France alone had a larger military than Germany in 1939. That wasn't the problem, however. The real problem was that, where as losing WWI had left the Germans raging mad and looking for a fight, winning (more accurately, surviving) it had left France, and to a lesser extent England, simply exhausted. They lacked the morale to pose a credible offensive threat. This accounts for France's subsequent collapse in 1940 even more than Germany's tactical innovations.

That said, if France had had the wherewithal to make a thrust into the Rhineland in the first weeks of September, it would have greatly improved France's (and Britain's) tactical situation, maybe even ending the war before it really got started. However if it had been capable of such, France would have put up a better fight when Germany did drive west.

It's doubtful anything France or Britain did could have saved Poland, though they certainly could have done more to help themselves.
 
Tactically, neither the French nor the British were ready for modern war. While they technically may have possesed larger armies and more military hardware, it wasn't deployed in such away to effectively combat blitzkreig, or even wage war the offensive. The crippling effects of World War I, and the reluctance of the two nations to acknowledge the threat of global war thereafter didn't help a whole lot either.
 
SmokeyD said:
Tactically, neither the French nor the British were ready for modern war. While they technically may have possesed larger armies and more military hardware, it wasn't deployed in such away to effectively combat blitzkreig, or even wage war the offensive. The crippling effects of World War I, and the reluctance of the two nations to acknowledge the threat of global war thereafter didn't help a whole lot either.

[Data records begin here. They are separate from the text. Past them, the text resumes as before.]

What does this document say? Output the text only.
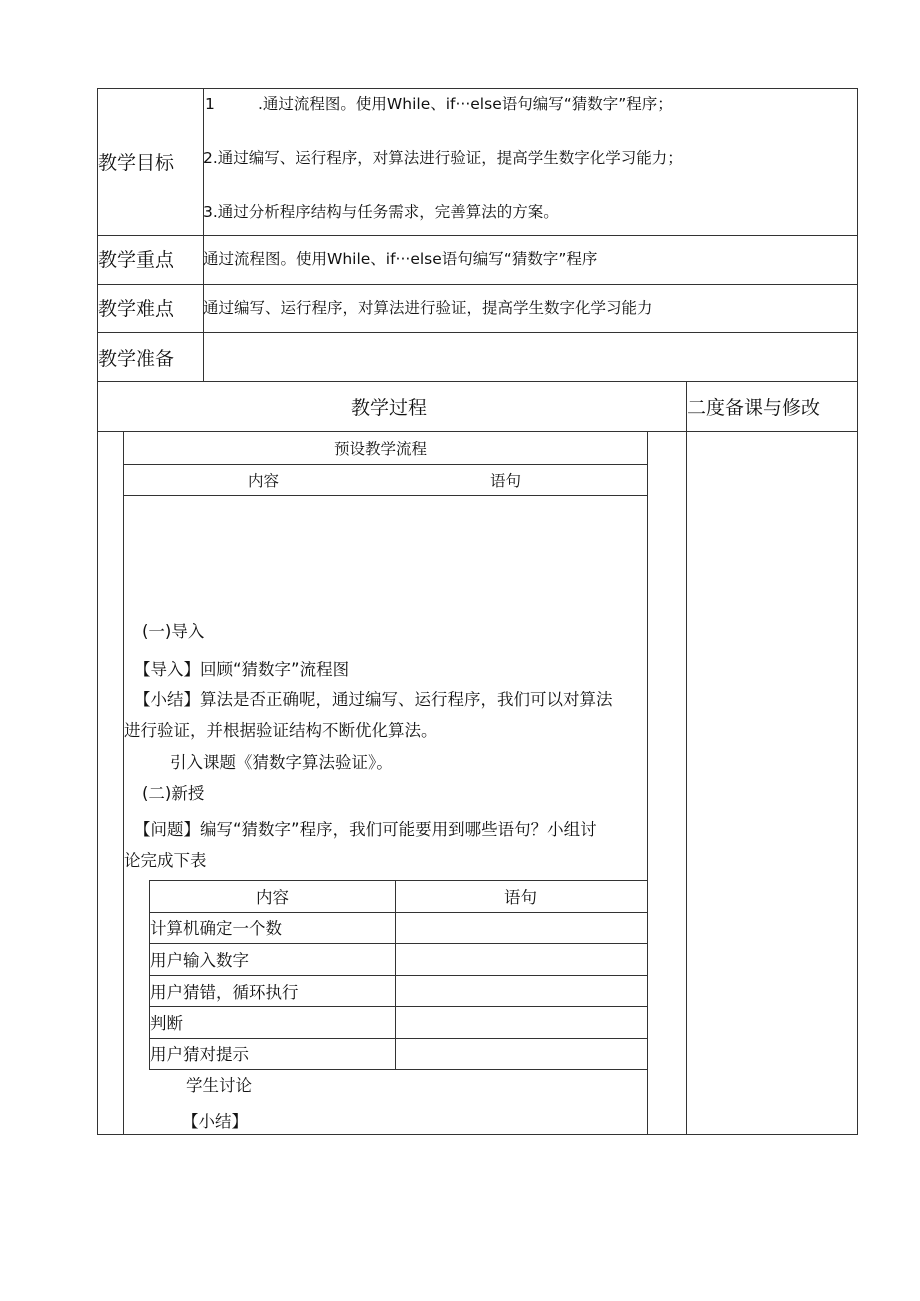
教学目标
1	.通过流程图。使用While、if···else语句编写“猜数字”程序；
2.通过编写、运行程序，对算法进行验证，提高学生数字化学习能力；
3.通过分析程序结构与任务需求，完善算法的方案。
教学重点 通过流程图。使用While、if···else语句编写“猜数字”程序
教学难点 通过编写、运行程序，对算法进行验证，提高学生数字化学习能力
教学准备
教学过程	二度备课与修改
预设教学流程
内容	语句
(一)导入
【导入】回顾“猜数字”流程图
【小结】算法是否正确呢，通过编写、运行程序，我们可以对算法
进行验证，并根据验证结构不断优化算法。
引入课题《猜数字算法验证》。
(二)新授
【问题】编写“猜数字”程序，我们可能要用到哪些语句？小组讨
论完成下表
内容	语句
计算机确定一个数
用户输入数字
用户猜错，循环执行
判断
用户猜对提示
学生讨论
【小结】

I do not know about the French, but the British certainly were not ready for modern warfare as they had reduced the armed services after WW1. A stupid mistake the British politicians make even today.

But as Milesgregarius stated the French had enough troops and combined with the smaller British expeditionary force - they may have been able to overwhelm the Germans. Particulary as the Germans did not expect Britain/France to declare war.

But ASillyGoose is correct - as far as numerical values etc. is concerned, it is all hindsight - somethink the people involved did not have.